Arginine not only stimulates the secretion of insulin from β-cells but also stimulates the release of glucagon from α-cells. In our study, the glucagon response to arginine did not differ between the patients with MIDD and the control subjects. These results are at variance with the findings in patients with type 1 and type 2 diabetes, who show an exaggerated glucagon response to arginine compared with nondiabetic control subjects (27). It has been clearly demonstrated that hypoinsulinemic diabetic patients have higher glucagon responses to arginine (28) and that improved blood glucose control decreases the exaggerated glucagon response to arginine in diabetic patients (29,30). One might expect, therefore, a normal glucagon response in our patients who showed good and tight blood glucose control with “normal” baseline insulin levels.

These findings, however, are in contrast to the results from Kishimoto et al. (16), who studied five patients from different families with mitochondrial diabetes. These patients showed a blunted glucagon secretion on stimulation with arginine, suggesting that impaired α-cell function may be a characteristic feature of mitochondrial diabetes (16).
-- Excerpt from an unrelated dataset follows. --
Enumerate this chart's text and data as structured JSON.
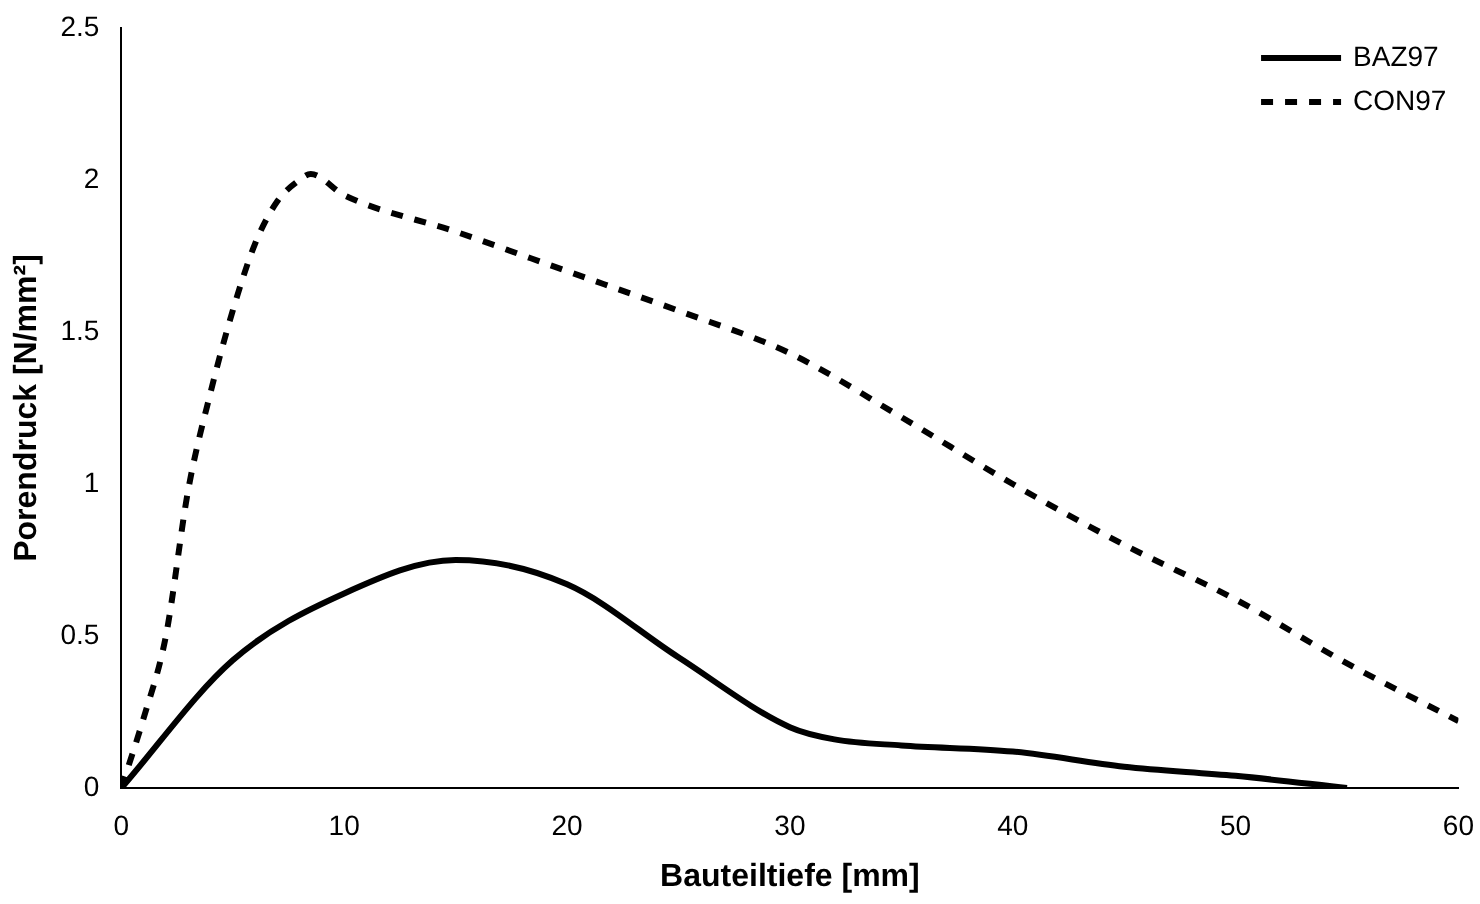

Both our patients with MIDD and our study design differ from Kishimoto et al.’s subjects and study in several ways: 1) our patients are from the same family and thus represent a more homogeneous patient population; 2) their duration of diabetes is much shorter (5 vs. 19 years); 3) our patients have excellent blood glucose control (HbA_1c 6.4 ± 0.4%) and no diabetes late complications, unlike Kishimoto et al.’s patients; and 4) we injected a bolus of 5 g arginine over 30 s in contrast to an infusion of 30 g arginine over 30 min, as used by Kishimoto et al. Our results demonstrate that acute glucagon response to an arginine bolus (presumably via membrane depolarization) is normal in the early stages of well-controlled MIDD. Reduction of pancreatic islet mass with reduced oxidative potential after a long disease duration might also affect the α-cell function.

In summary, impaired insulin response to glucose in patients with mitochondrial tRNA^LEU(UUR) gene mutation is an early and critical abnormality in the development of diabetes, whereas insulin and glucagon secretory responses to arginine are not affected at early stages of the disease.